Time series structural break occurs when there is a change in the appropriate method adopted for observing and defining a time series variable over time. These breaks could also be due to a single or multiple changes in used classification, definition of the variable, coverage, or instrument during the period of measuring the time series variable of interest. A time series process that encounters one or more structural breaks is said to have one or more discontinuities in its data-generating process (DGP), and the original series will be divided into subpopulations based on the number of structural breaks in the series. The statistical properties of these subseries within a broken regime need to be investigated with the view of getting more insight into each subseries based on their respective break dates. The procedure of estimating the break dates for each break regime could be accomplished within the structure of least squares regression (Ploberger and Krämer 1992).

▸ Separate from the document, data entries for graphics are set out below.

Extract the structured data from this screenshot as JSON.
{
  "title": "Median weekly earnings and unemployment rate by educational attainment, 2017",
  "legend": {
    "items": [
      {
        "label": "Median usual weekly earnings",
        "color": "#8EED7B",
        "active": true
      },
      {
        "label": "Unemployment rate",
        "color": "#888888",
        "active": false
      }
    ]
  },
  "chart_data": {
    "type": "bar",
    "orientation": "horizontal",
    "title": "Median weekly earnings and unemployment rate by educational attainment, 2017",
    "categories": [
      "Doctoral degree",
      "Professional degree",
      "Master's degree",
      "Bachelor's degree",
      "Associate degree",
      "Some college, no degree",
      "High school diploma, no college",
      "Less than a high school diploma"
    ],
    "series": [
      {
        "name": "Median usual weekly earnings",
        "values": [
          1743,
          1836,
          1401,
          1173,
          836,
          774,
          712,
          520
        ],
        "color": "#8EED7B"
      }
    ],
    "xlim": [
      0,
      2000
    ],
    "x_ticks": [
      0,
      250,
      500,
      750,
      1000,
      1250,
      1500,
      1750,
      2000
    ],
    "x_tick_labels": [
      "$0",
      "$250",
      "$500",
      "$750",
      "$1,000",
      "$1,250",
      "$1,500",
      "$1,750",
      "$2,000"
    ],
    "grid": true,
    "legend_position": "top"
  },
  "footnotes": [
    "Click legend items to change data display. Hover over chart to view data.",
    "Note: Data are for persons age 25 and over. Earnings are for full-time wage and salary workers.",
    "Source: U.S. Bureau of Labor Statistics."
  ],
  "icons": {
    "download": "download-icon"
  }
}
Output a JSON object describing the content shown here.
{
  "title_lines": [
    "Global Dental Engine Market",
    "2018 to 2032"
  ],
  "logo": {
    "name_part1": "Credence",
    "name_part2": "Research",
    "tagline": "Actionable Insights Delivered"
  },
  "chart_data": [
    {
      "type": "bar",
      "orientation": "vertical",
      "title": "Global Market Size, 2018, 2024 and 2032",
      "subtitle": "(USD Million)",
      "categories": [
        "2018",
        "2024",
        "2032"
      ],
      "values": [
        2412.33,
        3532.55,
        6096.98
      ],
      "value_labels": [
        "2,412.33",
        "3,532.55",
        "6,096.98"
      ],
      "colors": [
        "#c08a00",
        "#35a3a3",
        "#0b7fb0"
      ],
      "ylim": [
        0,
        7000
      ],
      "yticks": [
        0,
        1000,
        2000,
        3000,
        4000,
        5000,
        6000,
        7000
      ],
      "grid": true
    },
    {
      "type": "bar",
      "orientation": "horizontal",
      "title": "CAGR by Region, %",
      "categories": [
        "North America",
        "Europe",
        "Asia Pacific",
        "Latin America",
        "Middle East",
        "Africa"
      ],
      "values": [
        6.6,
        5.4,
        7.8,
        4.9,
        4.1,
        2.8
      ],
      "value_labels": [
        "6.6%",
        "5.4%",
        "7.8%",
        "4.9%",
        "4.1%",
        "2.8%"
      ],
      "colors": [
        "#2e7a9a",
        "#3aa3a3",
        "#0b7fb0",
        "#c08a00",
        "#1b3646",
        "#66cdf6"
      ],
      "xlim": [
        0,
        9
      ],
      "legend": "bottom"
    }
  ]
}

The motivation for this paper is to amongst other things reduce wide gaps in research on air pollution studies in Malaysia concerning human health and the environment compared to neighboring and advanced countries (Usmani et al. 2020). To the best of our knowledge, little or no has been done to investigate the long memory and volatility problems for PM10 pollutants in Malaysia, hence our article is the first to investigate issues of long memory and volatility persistence of air pollutants through change point detection. The remainder of this article is structured as follows: Section 2 describes the study area, data, and methodologies employed. Section 3 gives definition of some relevant terms used in the study, while Section 4 discusses the result while concluding remarks are provided in Section 5.